The six month annualised deviation from trend growth rate in the Westpac–Melbourne
Institute Leading Index , which indicates the likely pace of economic activity three to
nine months in the future, lifted from –0.02% in March to +0.43% in April.

Westpac Senior Economist, Matthew Hassan commented, “The lift is a positive sign
after persistently weak, below trend readings throughout 2014 and a dip back into
slight negative territory in March. It suggests the Australian economy has regained
some momentum although the growth pulse is still not particularly strong.”

“The Leading Index growth rate has been above trend for three of the first four months
in 2015. That compares favourably to 11 out of 12 months in 2014 that were materially
below trend. However, at 0.43%, the growth rate in April is still well below the 0.78%
average pace in 2013 and lacklustre by historical standards," he said.

“The Index growth rate has now swung from 0.43% below trend in November 2014 to
0.43% above trend in April. Nearly all components have contributed to the 0.86ppt
turnaround although in some cases this has been through a reduced drag rather than
an outright positive contribution.

“The main drivers have been improved reads on aggregate monthly hours worked
(+0.44ppts); the ASX200 (+0.24ppts) and dwelling approvals (+0.23ppts). Recent
improvements in consumer sentiment have also given a lift with the Westpac MI
Consumer Sentiment Expectations Index adding 0.15ppts and the Westpac MI
Unemployment Expectations Index adding a further 0.10ppts to the Index growth rate.

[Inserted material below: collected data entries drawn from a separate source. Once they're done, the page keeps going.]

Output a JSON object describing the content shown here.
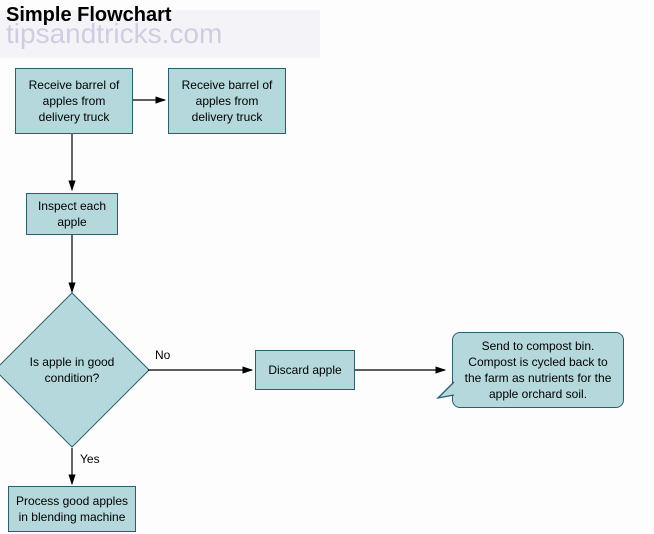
{
  "title": "Simple Flowchart",
  "watermark": "tipsandtricks.com",
  "nodes": {
    "receive1": "Receive barrel of apples from delivery truck",
    "receive2": "Receive barrel of apples from delivery truck",
    "inspect": "Inspect each apple",
    "decision": "Is apple in good condition?",
    "discard": "Discard apple",
    "process": "Process good apples in blending machine",
    "callout": "Send to compost bin. Compost is cycled back to the farm as nutrients for the apple orchard soil."
  },
  "labels": {
    "no": "No",
    "yes": "Yes"
  },
  "chart_data": {
    "type": "flowchart",
    "title": "Simple Flowchart",
    "nodes": [
      {
        "id": "receive1",
        "shape": "process",
        "text": "Receive barrel of apples from delivery truck"
      },
      {
        "id": "receive2",
        "shape": "process",
        "text": "Receive barrel of apples from delivery truck"
      },
      {
        "id": "inspect",
        "shape": "process",
        "text": "Inspect each apple"
      },
      {
        "id": "decision",
        "shape": "decision",
        "text": "Is apple in good condition?"
      },
      {
        "id": "discard",
        "shape": "process",
        "text": "Discard apple"
      },
      {
        "id": "process",
        "shape": "process",
        "text": "Process good apples in blending machine"
      },
      {
        "id": "callout",
        "shape": "callout",
        "text": "Send to compost bin. Compost is cycled back to the farm as nutrients for the apple orchard soil."
      }
    ],
    "edges": [
      {
        "from": "receive1",
        "to": "receive2",
        "label": ""
      },
      {
        "from": "receive1",
        "to": "inspect",
        "label": ""
      },
      {
        "from": "inspect",
        "to": "decision",
        "label": ""
      },
      {
        "from": "decision",
        "to": "discard",
        "label": "No"
      },
      {
        "from": "decision",
        "to": "process",
        "label": "Yes"
      },
      {
        "from": "discard",
        "to": "callout",
        "label": ""
      }
    ]
  }
}
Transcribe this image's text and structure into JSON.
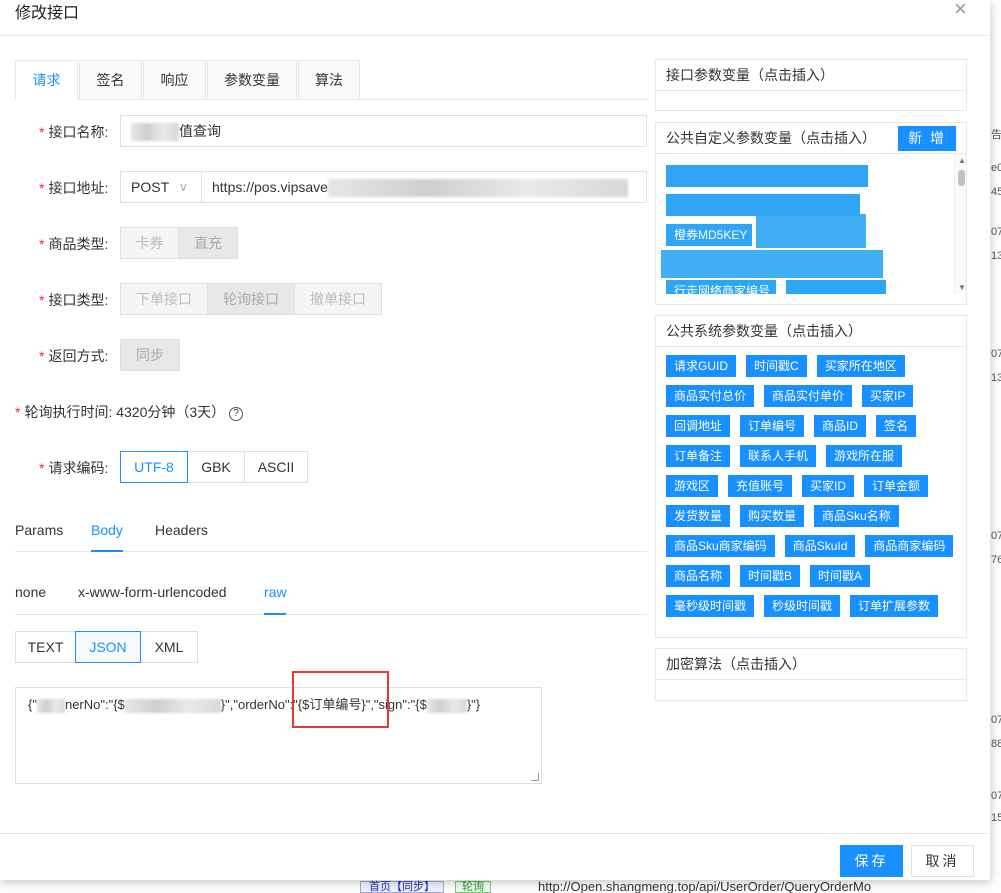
{
  "modal": {
    "title": "修改接口",
    "close_glyph": "×"
  },
  "tabs": [
    {
      "label": "请求",
      "active": true
    },
    {
      "label": "签名"
    },
    {
      "label": "响应"
    },
    {
      "label": "参数变量"
    },
    {
      "label": "算法"
    }
  ],
  "form": {
    "name": {
      "label": "接口名称:",
      "value_suffix": "值查询"
    },
    "url": {
      "label": "接口地址:",
      "method": "POST",
      "method_chevron": "∨",
      "value_prefix": "https://pos.vipsave"
    },
    "product_type": {
      "label": "商品类型:",
      "options": [
        "卡券",
        "直充"
      ],
      "selected": "直充"
    },
    "api_type": {
      "label": "接口类型:",
      "options": [
        "下单接口",
        "轮询接口",
        "撤单接口"
      ],
      "selected": "轮询接口"
    },
    "return_mode": {
      "label": "返回方式:",
      "options": [
        "同步"
      ]
    },
    "poll_time": {
      "label": "轮询执行时间: 4320分钟（3天）",
      "help": "?"
    },
    "encoding": {
      "label": "请求编码:",
      "options": [
        "UTF-8",
        "GBK",
        "ASCII"
      ],
      "selected": "UTF-8"
    }
  },
  "request_tabs": [
    {
      "label": "Params"
    },
    {
      "label": "Body",
      "active": true
    },
    {
      "label": "Headers"
    }
  ],
  "body_types": [
    {
      "label": "none"
    },
    {
      "label": "x-www-form-urlencoded"
    },
    {
      "label": "raw",
      "active": true
    }
  ],
  "raw_formats": [
    {
      "label": "TEXT"
    },
    {
      "label": "JSON",
      "active": true
    },
    {
      "label": "XML"
    }
  ],
  "body": {
    "part1": "{\"",
    "part2": "nerNo\":\"{$",
    "part3": "}\",\"orderNo\":\"{$订单编号}\",\"sign\":\"{$",
    "part4": "}\"}"
  },
  "panels": {
    "api_params": {
      "title": "接口参数变量（点击插入）"
    },
    "custom_params": {
      "title": "公共自定义参数变量（点击插入）",
      "new_label": "新 增",
      "visible_items": [
        "橙券MD5KEY",
        "行走网络商家编号"
      ]
    },
    "system_params": {
      "title": "公共系统参数变量（点击插入）",
      "rows": [
        [
          "请求GUID",
          "时间戳C",
          "买家所在地区"
        ],
        [
          "商品实付总价",
          "商品实付单价",
          "买家IP"
        ],
        [
          "回调地址",
          "订单编号",
          "商品ID",
          "签名"
        ],
        [
          "订单备注",
          "联系人手机",
          "游戏所在服"
        ],
        [
          "游戏区",
          "充值账号",
          "买家ID",
          "订单金额"
        ],
        [
          "发货数量",
          "购买数量",
          "商品Sku名称"
        ],
        [
          "商品Sku商家编码",
          "商品SkuId",
          "商品商家编码"
        ],
        [
          "商品名称",
          "时间戳B",
          "时间戳A"
        ],
        [
          "毫秒级时间戳",
          "秒级时间戳",
          "订单扩展参数"
        ]
      ]
    },
    "encrypt": {
      "title": "加密算法（点击插入）"
    }
  },
  "footer": {
    "save_label": "保存",
    "cancel_label": "取消"
  },
  "background": {
    "bottom_left_badge": "首页【同步】",
    "bottom_badge2": "轮询",
    "bottom_url": "http://Open.shangmeng.top/api/UserOrder/QueryOrderMo",
    "right_fragments": [
      "告回",
      "e0",
      "45",
      "07",
      "13",
      "07",
      "13",
      "07",
      "76",
      "07",
      "88",
      "07",
      "15"
    ]
  },
  "colors": {
    "primary": "#1890ff",
    "required": "#f5222d",
    "highlight_box": "#e53935",
    "tag_bg": "#1890ff"
  }
}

There were also slight positives from a narrowing yield spread and a reduced drag
from falling commodity prices (measured in AUD terms).

“Notably, the global growth pulse has become a less positive influence with the
contribution to the Leading Indicator growth rate from the US industrial production
component swinging from +0.26ppts in November to –0.19ppts in April.

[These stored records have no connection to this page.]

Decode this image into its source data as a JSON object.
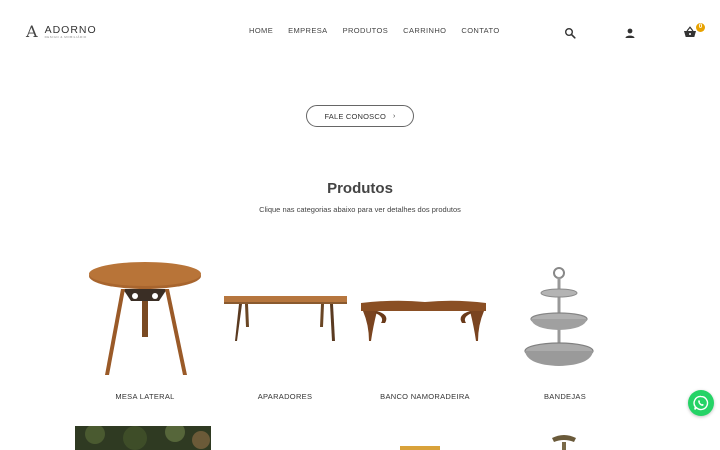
{
  "brand": {
    "name": "ADORNO",
    "tagline": "DESIGN & MOBILIÁRIO"
  },
  "nav": {
    "items": [
      "HOME",
      "EMPRESA",
      "PRODUTOS",
      "CARRINHO",
      "CONTATO"
    ]
  },
  "header": {
    "cart_count": "0",
    "accent_color": "#e8a200"
  },
  "cta": {
    "label": "FALE CONOSCO",
    "arrow": "›"
  },
  "products_section": {
    "title": "Produtos",
    "subtitle": "Clique nas categorias abaixo para ver detalhes dos produtos",
    "items": [
      {
        "label": "MESA LATERAL"
      },
      {
        "label": "APARADORES"
      },
      {
        "label": "BANCO NAMORADEIRA"
      },
      {
        "label": "BANDEJAS"
      }
    ]
  },
  "icons": [
    "search-icon",
    "user-icon",
    "basket-icon",
    "whatsapp-icon",
    "chevron-right-icon"
  ],
  "whatsapp": {
    "color": "#25d366"
  }
}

“The component mix raises questions about how well the newfound above-trend
growth pulse will be sustained. In particular, the support from improved consumer
sentiment largely reflects the direct initial boost from RBA interest rate cuts in
February and May and a better than feared Federal Budget.

"With interest rates now likely on hold and the Government potentially facing more opposition to its Budget
measures from a hostile Senate, these positives could dissipate in coming months.
Meanwhile both equity markets and commodity prices remain under pressure with the
AUD continuing to provide little buffer to external weakness.

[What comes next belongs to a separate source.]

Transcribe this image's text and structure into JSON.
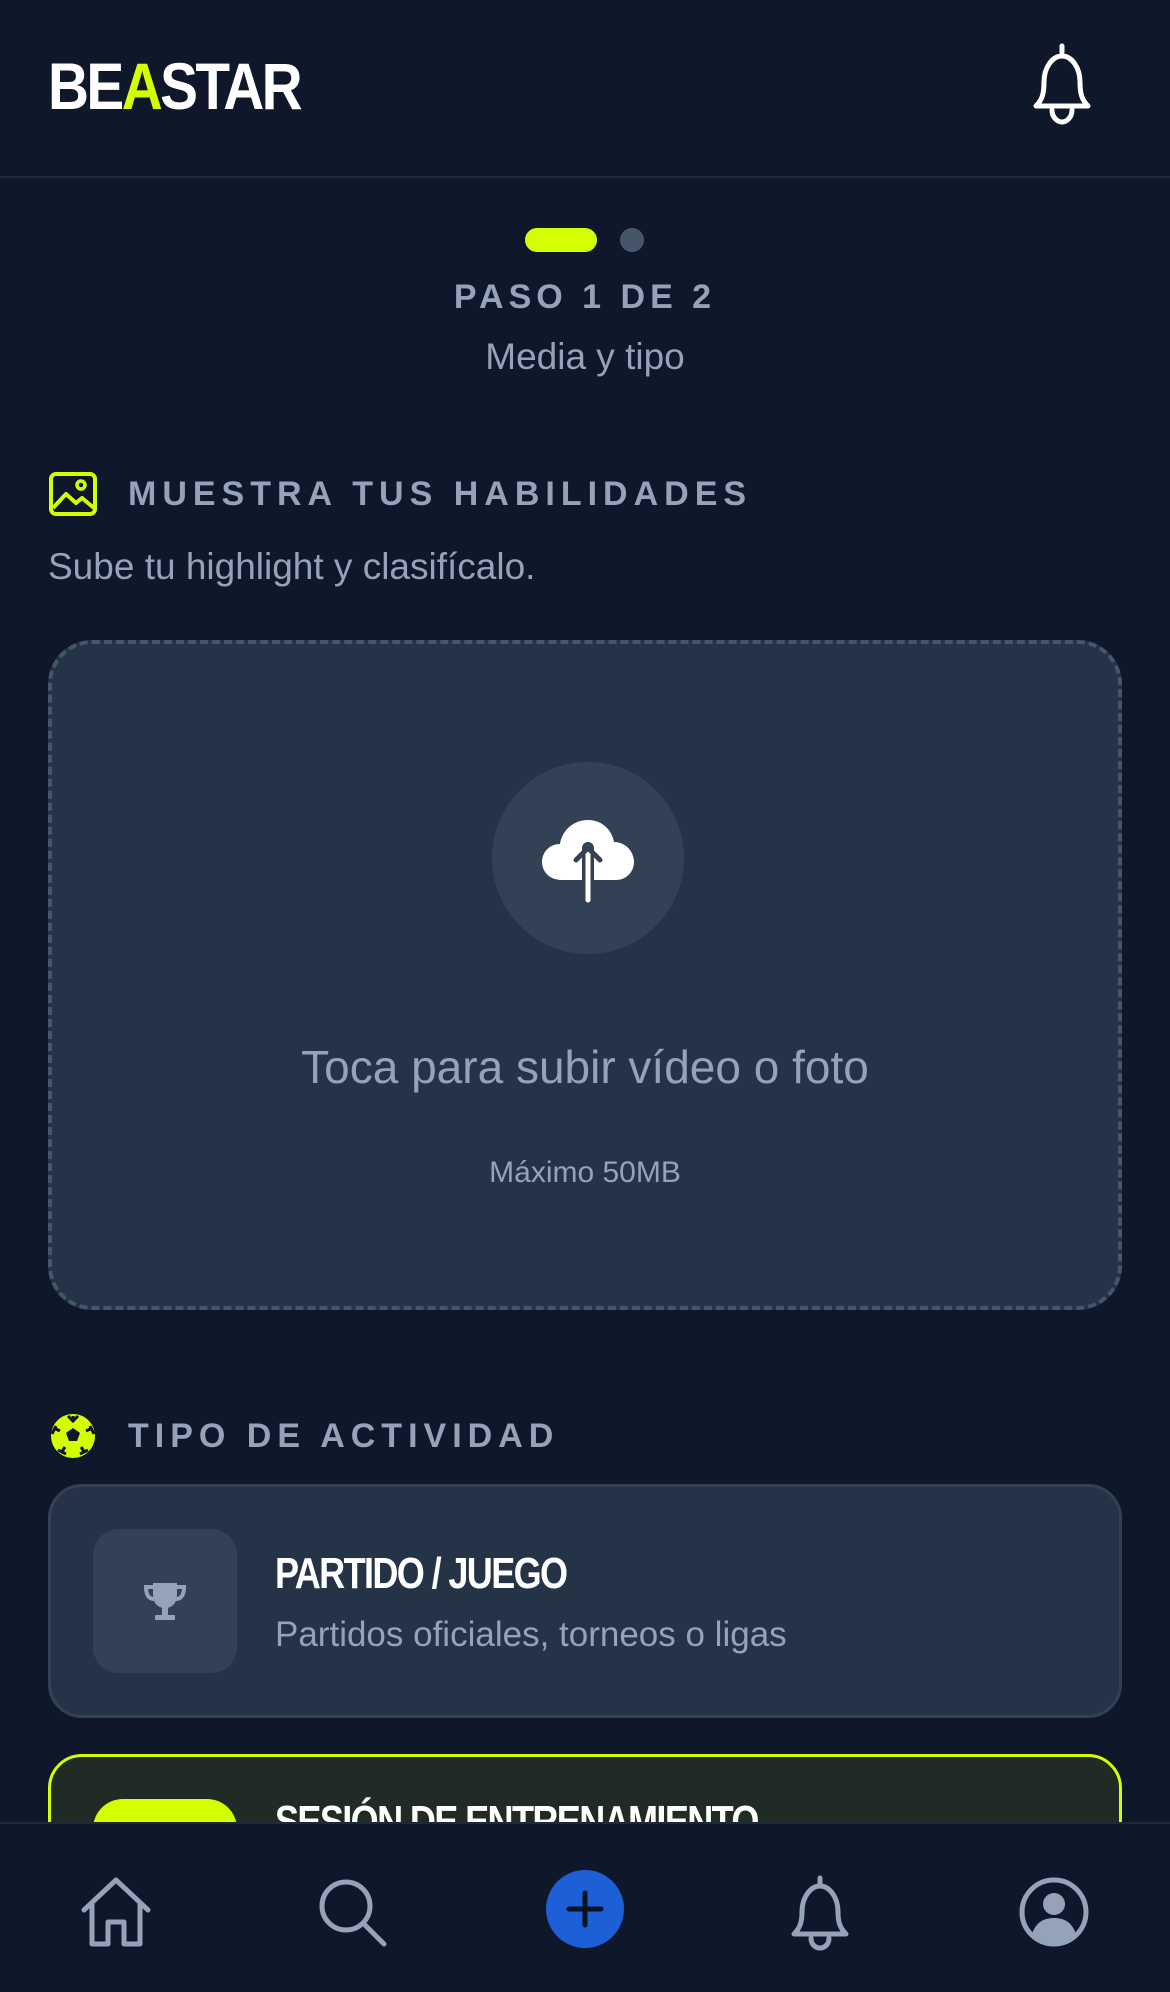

“The Index rose 0.11% in the April month, from 98.06 to 98.17, but components were
quite mixed. On the plus side: the Westpac-MI Consumer Expectations index surged
10%; the Westpac-MI Unemployment Expectations index fell 5.8% (indicating an
improved outlook for unemployment); dwelling approvals rose 2.8%; and aggregate
monthly hours worked rose 1.1%. On the down side: the ASX 200 fell 1.7% in the
month; US industrial production was down 0.3%; and commodity prices fell 3.6% in
AUD terms.

“The Reserve Bank Board next meets on June 2. Having cut rates at its previous
meeting in May there is little to no chance that the Bank would move again in June.

“The minutes from the May Board meeting highlight that the Bank is relying on an
ongoing boost to household expenditure to encourage businesses to invest and
employ, setting the economy on a path to at or above trend growth in 2016.

The Leading Index shows the Bank’s moves in February and May have helped lift
momentum but that the growth pulse is still not convincing. Our view, for now, is that
the most likely scenario is for an extended period of steady rates although the risks to
growth remain skewed to the downside”, Mr Hassan said.